Art. 18. Levantar. Ao primeiro rufar do tambor, os detidos devem levantar-se e vestir-se em silêncio, enquanto o vigilante abre as portas das celas. Ao segundo rufar, devem estar de pé e fazer a cama. Ao terceiro, põem-se em fila para irem à capela, onde se faz a oração da manhã. Há um intervalo de cinco minutos entre cada rufar.
Art. 19. A oração é feita pelo capelão e segue-se uma leitura moral ou religiosa. Este exercício não deve durar mais do que meia hora.
Art. 20. Trabalho. Às 05h45 no verão e às 06h45 no inverno, os detidos descem para o pátio, onde devem lavar as mãos e a cara, e receber uma primeira distribuição de pão. Logo depois, formam-se por oficinas e dirigem-se para o trabalho, que deve começar às 06h00 no verão e às 07h00 no inverno.
Art. 21. Almoço. Às 10h00, os detidos deixam o trabalho para se dirigirem ao refeitório; vão lavar as mãos nos seus pátios e formar-se por divisões. Depois do almoço, recreio até às 10h40.
Art. 22. Escola. Às 10h40, ao rufar do tambor, os detidos formam filas e entram na escola por divisões. A aula dura duas horas, dedicadas alternadamente à leitura, à escrita, ao desenho linear e ao cálculo.

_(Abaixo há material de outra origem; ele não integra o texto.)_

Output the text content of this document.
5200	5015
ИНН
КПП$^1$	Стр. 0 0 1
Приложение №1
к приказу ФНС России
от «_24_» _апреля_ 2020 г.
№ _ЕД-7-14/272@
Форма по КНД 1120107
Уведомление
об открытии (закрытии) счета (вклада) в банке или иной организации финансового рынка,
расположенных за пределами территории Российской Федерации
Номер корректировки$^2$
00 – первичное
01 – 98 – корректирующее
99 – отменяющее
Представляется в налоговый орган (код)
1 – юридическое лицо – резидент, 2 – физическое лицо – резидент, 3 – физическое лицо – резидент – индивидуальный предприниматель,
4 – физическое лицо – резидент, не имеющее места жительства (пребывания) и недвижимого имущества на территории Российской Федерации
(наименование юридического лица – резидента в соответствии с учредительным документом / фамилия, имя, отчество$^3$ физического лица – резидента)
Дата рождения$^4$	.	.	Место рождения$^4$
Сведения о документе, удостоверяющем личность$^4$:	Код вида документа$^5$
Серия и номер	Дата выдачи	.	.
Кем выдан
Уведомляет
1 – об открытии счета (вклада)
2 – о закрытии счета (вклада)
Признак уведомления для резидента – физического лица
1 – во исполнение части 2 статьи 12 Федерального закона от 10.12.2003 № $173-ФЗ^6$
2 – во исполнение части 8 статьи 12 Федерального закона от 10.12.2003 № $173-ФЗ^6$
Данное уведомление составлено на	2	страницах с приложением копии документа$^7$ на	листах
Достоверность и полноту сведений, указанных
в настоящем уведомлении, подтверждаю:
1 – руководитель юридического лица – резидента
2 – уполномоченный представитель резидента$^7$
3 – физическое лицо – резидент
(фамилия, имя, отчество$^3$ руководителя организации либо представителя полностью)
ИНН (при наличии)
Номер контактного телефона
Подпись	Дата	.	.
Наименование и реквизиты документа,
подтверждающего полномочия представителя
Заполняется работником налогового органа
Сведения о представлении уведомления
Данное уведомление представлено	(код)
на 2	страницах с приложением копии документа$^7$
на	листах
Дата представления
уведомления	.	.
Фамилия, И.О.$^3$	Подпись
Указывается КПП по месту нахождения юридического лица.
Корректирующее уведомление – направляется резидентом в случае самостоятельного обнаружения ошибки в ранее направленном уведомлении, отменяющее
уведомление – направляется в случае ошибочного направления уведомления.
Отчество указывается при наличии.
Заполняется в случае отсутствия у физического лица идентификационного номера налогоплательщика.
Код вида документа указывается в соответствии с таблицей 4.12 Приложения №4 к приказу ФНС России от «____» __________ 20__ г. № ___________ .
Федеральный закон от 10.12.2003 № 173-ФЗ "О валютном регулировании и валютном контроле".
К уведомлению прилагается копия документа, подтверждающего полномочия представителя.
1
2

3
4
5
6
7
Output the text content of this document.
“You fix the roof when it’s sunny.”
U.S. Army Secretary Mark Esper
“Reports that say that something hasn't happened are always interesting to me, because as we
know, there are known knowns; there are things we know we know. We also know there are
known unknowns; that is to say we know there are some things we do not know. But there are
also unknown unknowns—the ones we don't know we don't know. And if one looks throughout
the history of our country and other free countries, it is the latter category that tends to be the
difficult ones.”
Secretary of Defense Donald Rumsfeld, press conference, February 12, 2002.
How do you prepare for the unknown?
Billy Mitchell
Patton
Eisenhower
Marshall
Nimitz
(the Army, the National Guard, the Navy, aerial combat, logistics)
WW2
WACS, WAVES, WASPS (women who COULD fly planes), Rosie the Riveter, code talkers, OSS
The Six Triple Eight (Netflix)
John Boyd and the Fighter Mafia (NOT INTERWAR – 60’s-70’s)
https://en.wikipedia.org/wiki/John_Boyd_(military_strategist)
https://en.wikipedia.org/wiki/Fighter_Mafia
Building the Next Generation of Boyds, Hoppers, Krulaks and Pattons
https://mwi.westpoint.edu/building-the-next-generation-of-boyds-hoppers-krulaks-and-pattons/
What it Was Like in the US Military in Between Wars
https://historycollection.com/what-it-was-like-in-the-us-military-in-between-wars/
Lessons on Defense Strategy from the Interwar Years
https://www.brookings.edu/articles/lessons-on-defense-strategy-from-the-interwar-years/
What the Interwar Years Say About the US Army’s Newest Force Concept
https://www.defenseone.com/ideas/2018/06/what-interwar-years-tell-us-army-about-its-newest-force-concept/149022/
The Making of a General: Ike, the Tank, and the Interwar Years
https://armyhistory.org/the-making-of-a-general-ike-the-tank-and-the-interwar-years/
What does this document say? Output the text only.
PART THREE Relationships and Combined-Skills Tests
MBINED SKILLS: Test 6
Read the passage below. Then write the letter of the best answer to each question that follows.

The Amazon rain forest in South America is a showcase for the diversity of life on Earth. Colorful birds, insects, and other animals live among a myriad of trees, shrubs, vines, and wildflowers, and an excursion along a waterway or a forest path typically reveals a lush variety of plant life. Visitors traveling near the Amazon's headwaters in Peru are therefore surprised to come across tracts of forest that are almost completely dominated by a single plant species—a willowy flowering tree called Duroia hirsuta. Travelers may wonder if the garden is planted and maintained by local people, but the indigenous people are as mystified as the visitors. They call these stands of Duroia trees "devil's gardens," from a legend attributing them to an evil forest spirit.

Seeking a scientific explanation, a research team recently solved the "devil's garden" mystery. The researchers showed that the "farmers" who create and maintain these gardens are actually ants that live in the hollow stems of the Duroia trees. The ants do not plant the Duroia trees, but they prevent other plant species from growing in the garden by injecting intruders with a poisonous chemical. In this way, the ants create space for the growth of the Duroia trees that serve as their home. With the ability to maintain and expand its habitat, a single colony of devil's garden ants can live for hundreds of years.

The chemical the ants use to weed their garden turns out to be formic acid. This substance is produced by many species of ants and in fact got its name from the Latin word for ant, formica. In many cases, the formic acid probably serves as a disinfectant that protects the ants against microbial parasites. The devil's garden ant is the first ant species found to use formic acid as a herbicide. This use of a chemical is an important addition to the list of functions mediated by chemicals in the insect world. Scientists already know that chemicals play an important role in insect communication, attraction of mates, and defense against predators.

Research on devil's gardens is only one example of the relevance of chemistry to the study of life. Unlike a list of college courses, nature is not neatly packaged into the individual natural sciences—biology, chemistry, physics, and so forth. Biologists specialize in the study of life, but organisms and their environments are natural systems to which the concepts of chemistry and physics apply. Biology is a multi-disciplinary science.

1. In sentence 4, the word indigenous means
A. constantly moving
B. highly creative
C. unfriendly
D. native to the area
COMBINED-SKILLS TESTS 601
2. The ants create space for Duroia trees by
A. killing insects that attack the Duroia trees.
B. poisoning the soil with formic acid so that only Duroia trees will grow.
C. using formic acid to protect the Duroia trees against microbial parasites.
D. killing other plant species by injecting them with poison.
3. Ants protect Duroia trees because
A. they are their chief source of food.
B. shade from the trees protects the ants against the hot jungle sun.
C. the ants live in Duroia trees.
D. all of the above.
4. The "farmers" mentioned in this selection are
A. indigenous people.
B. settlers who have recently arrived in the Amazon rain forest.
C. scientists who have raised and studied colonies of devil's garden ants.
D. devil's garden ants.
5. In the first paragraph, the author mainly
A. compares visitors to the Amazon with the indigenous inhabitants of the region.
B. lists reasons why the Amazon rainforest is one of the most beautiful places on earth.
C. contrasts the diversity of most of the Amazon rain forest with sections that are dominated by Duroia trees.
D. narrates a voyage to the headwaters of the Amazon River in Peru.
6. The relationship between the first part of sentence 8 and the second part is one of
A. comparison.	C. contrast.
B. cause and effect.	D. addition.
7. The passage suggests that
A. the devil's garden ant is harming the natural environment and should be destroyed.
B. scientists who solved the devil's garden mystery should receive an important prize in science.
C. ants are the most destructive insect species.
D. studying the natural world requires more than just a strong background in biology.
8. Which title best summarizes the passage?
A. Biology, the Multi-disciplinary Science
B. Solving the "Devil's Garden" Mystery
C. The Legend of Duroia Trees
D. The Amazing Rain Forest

Art. 23. Às 12h40, os detidos deixam a escola por divisões e dirigem-se aos seus pátios para o recreio. Às 12h55, ao rufar do tambor, voltam a formar-se por oficinas.
Art. 24. Às 13h00, os detidos devem estar nas oficinas: o trabalho dura até às 16h00.
Art. 25. Às 16h00, os detidos deixam as oficinas e vão para os pátios, onde lavam as mãos e se formam por divisões para entrarem no refeitório.
Art. 26. O jantar e o recreio que se segue duram até às 17h00: neste momento, os detidos voltam para as oficinas.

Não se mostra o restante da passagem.